Après la suspension du Journal la « Nouvelle Tribune », il y a plus d’un an et demi par la HAAC, la Radio « Soleil FM » vient de subir un sort similaire dans des circonstances différentes. Comme citoyen et écrivain-engagé, c’est-à-dire celui qui revendique la liberté d’expression, je m’étais indigné à l’époque, aujourd’hui mon indignation est encore plus grande.
Sous le prétexte fallacieux d’un pseudo développement, le régime de la Rupture a installé au Bénin un Etat de lois dès les premières heures de son accession au pouvoir. Les lois sur le renseignement, sur le numérique, sur le droit de grève, sur les attroupements non autorisés, la loi sur le système partisan.
Ces lois ont été votées par la septième législature dont le Président a été élu grâce à ce qu’on a appelé à l’époque ‘’la télécommande de Paris’’ qui n’est autre que le tenant du pouvoir actuel, et puis la majorité, des députés, avait rejoint le camp de la Rupture dès l’inauguration de son règne.
Toutes ces lois crisogènes ont précédé la crise électorale et post-électorale d’avril 2019. Le dernier prétendu dialogue, la loi d’Amnistie, la révision accélérée, et opérée nuitamment, de la Constitution du 11 décembre 1990 par le Parlement monocolore et contesté, avec le « OK » ultra rapide des différentes institutions de la République, sont des actes déloyaux et ne peuvent garantir une paix profonde.
En voyant les agissements, il n’y a pas de doute que ce régime a érigé un pouvoir autoritaire en bouchant toutes les voies ordinaires d’aération citoyenne et nous prive des libertés fondamentales. Je me demande parfois s’ils se rendent compte eux-mêmes du mal qu’ils font au pays et à son peuple ?
Le peuple Béninois n’a pas été habitué à de telles stratégies de fragmentation de notre pacte démocratique et social, hérité de la Conférence nationale de février 1990, au profil des lois « prêt-à-porter » et taillées sur mesure. Ce ne sont nullement des mesures de rigueur ou de discipline, ce sont des cadenas juridiques.
Faire régner la peur par la force juridique et républicaine pour tenir un peuple en laisse et imposer une oligarchie et la pensée unique. L’autorité ne peut pas construire une maison et demander à ceux qui sont meurtris, par son hégémonie, d’y habiter. Ce serait un possible traumatisme pour eux. Je disais ceci dans mon essai La soif du pouvoir : « Le concept « autorité » dérive du vocable latin « angeo » qui signifie : faire croître, accroître, augmenter. Cette étymologie évoque un dynamisme qui produit, fait croître et parfait le lien qui unit les êtres. » (p.36).

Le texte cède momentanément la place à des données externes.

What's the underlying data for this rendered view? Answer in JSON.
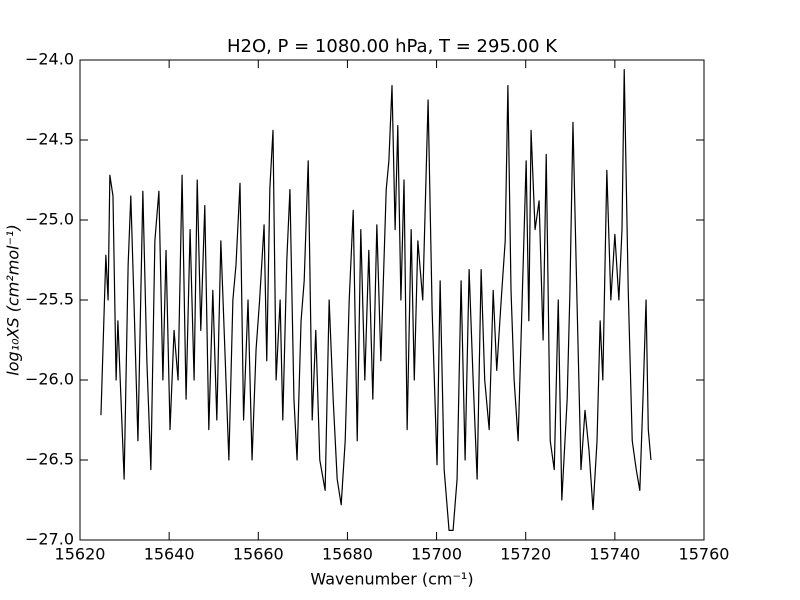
{
  "chart_data": {
    "type": "line",
    "title": "H2O, P = 1080.00 hPa, T = 295.00 K",
    "x_label": "Wavenumber (cm⁻¹)",
    "y_label": "log₁₀XS (cm²mol⁻¹)",
    "x": [
      15624.7,
      15625.8,
      15626.3,
      15626.7,
      15627.4,
      15628.1,
      15628.5,
      15629.9,
      15630.8,
      15631.4,
      15632.1,
      15633.0,
      15634.1,
      15635.0,
      15635.9,
      15636.8,
      15637.7,
      15638.6,
      15639.3,
      15640.2,
      15641.1,
      15642.0,
      15642.9,
      15643.8,
      15644.7,
      15645.6,
      15646.3,
      15647.1,
      15648.0,
      15648.9,
      15649.8,
      15650.7,
      15651.6,
      15652.5,
      15653.4,
      15654.3,
      15655.0,
      15655.9,
      15656.7,
      15657.7,
      15658.6,
      15659.5,
      15660.3,
      15661.3,
      15661.9,
      15662.6,
      15663.3,
      15664.0,
      15664.9,
      15665.5,
      15666.4,
      15667.1,
      15668.0,
      15668.7,
      15669.6,
      15670.3,
      15671.2,
      15672.1,
      15672.9,
      15673.8,
      15675.0,
      15675.9,
      15676.8,
      15677.7,
      15678.6,
      15679.5,
      15680.4,
      15681.3,
      15682.2,
      15683.0,
      15683.9,
      15684.8,
      15685.7,
      15686.6,
      15687.5,
      15688.7,
      15689.3,
      15690.0,
      15690.7,
      15691.3,
      15692.0,
      15692.7,
      15693.4,
      15694.3,
      15695.0,
      15695.8,
      15696.9,
      15698.1,
      15699.0,
      15700.1,
      15700.8,
      15701.7,
      15702.8,
      15703.7,
      15704.6,
      15705.5,
      15706.4,
      15707.3,
      15708.2,
      15709.1,
      15710.0,
      15710.8,
      15711.8,
      15712.7,
      15713.5,
      15714.5,
      15715.4,
      15716.0,
      15716.7,
      15717.4,
      15718.3,
      15719.2,
      15720.1,
      15720.7,
      15721.2,
      15722.1,
      15723.0,
      15723.9,
      15724.6,
      15725.5,
      15726.4,
      15727.3,
      15728.1,
      15729.3,
      15729.9,
      15730.6,
      15731.5,
      15732.4,
      15733.3,
      15734.2,
      15735.1,
      15736.0,
      15736.7,
      15737.3,
      15738.2,
      15739.1,
      15740.0,
      15740.9,
      15741.6,
      15742.1,
      15743.0,
      15743.9,
      15744.8,
      15745.6,
      15746.3,
      15747.0,
      15747.5,
      15748.1
    ],
    "series": [
      {
        "color": "#000000",
        "values": [
          -26.22,
          -25.22,
          -25.5,
          -24.72,
          -24.85,
          -26.0,
          -25.63,
          -26.62,
          -25.28,
          -24.85,
          -25.5,
          -26.38,
          -24.82,
          -25.88,
          -26.56,
          -25.13,
          -24.82,
          -26.0,
          -25.19,
          -26.31,
          -25.69,
          -26.0,
          -24.72,
          -26.12,
          -25.06,
          -26.0,
          -24.75,
          -25.69,
          -24.91,
          -26.31,
          -25.44,
          -26.25,
          -25.13,
          -25.81,
          -26.5,
          -25.5,
          -25.28,
          -24.77,
          -26.25,
          -25.5,
          -26.5,
          -25.81,
          -25.5,
          -25.03,
          -25.88,
          -24.8,
          -24.44,
          -26.0,
          -25.5,
          -26.25,
          -25.25,
          -24.81,
          -26.12,
          -26.5,
          -25.63,
          -25.38,
          -24.63,
          -26.25,
          -25.69,
          -26.5,
          -26.69,
          -25.5,
          -26.12,
          -26.62,
          -26.78,
          -26.38,
          -25.5,
          -24.94,
          -26.38,
          -25.06,
          -26.0,
          -25.19,
          -26.12,
          -25.03,
          -25.88,
          -24.81,
          -24.63,
          -24.16,
          -25.06,
          -24.41,
          -25.5,
          -24.75,
          -26.31,
          -25.06,
          -26.0,
          -25.13,
          -25.5,
          -24.25,
          -25.56,
          -26.53,
          -25.38,
          -26.56,
          -26.94,
          -26.94,
          -26.62,
          -25.38,
          -26.5,
          -25.31,
          -26.0,
          -26.62,
          -25.31,
          -26.0,
          -26.31,
          -25.44,
          -25.94,
          -25.5,
          -25.13,
          -24.16,
          -25.44,
          -26.0,
          -26.38,
          -25.5,
          -24.63,
          -25.63,
          -24.44,
          -25.06,
          -24.88,
          -25.75,
          -24.59,
          -26.38,
          -26.56,
          -25.5,
          -26.75,
          -26.12,
          -25.47,
          -24.39,
          -25.5,
          -26.56,
          -26.19,
          -26.44,
          -26.81,
          -26.38,
          -25.63,
          -26.0,
          -24.69,
          -25.5,
          -25.09,
          -25.5,
          -25.06,
          -24.06,
          -25.44,
          -26.38,
          -26.56,
          -26.69,
          -26.12,
          -25.5,
          -26.31,
          -26.5
        ]
      }
    ],
    "xlim": [
      15620,
      15760
    ],
    "xticks": [
      15620,
      15640,
      15660,
      15680,
      15700,
      15720,
      15740,
      15760
    ],
    "ylim": [
      -27,
      -24
    ],
    "yticks": [
      {
        "value": -27,
        "label": "−27.0"
      },
      {
        "value": -26.5,
        "label": "−26.5"
      },
      {
        "value": -26,
        "label": "−26.0"
      },
      {
        "value": -25.5,
        "label": "−25.5"
      },
      {
        "value": -25,
        "label": "−25.0"
      },
      {
        "value": -24.5,
        "label": "−24.5"
      },
      {
        "value": -24,
        "label": "−24.0"
      }
    ]
  }
}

Nous assistons aux dérives d’un pouvoir de plus en plus autoritaire qui, par conséquent, refuse toute contradiction, toute voix contraire, et combat frontalement les voix tenaces, puis récupère insidieusement les voix mielleuses. L’unité nationale s’effrite et la douleur gagne les cœurs !Ce que nous vivons actuellement ne nous autorise pas à jouer à l’autruche, alors que la situation est d’une extrême gravité et nous sommes pour ainsi dire dans une sorte de prison à ciel ouvert.
La précarité est à la fois matérielle, morale et juridique. Nous n’avons de libertés que si nous chantons les louanges du ‘’roi et de sa cour’’. Celui qui ne le fait pas est tacitement condamné. Nous devons briser les verrous de la peur ; plus vous avez peur, plus on vous fera peur ! Aucun vrai développement ne fonde l’usage de telles nasses dictatoriales. Sauf si, toute proportion gardée, cela sert de pare-feu à des malversations de haut.
Dans mon livre La frénésie du messianisme, j’avertissais en ces termes : « Lorsque la démocratie est mise à l’épreuve de la gouvernance des chefs d’entreprises, il est important pour tout citoyen de réfléchir sérieusement et impartialement aux questions sociopolitiques de façon intelligente, sans laisser aucun aspect, en vue de tirer de bonnes résolutions afin qu’advienne un bon esprit civique et patriotique. »(p. 87).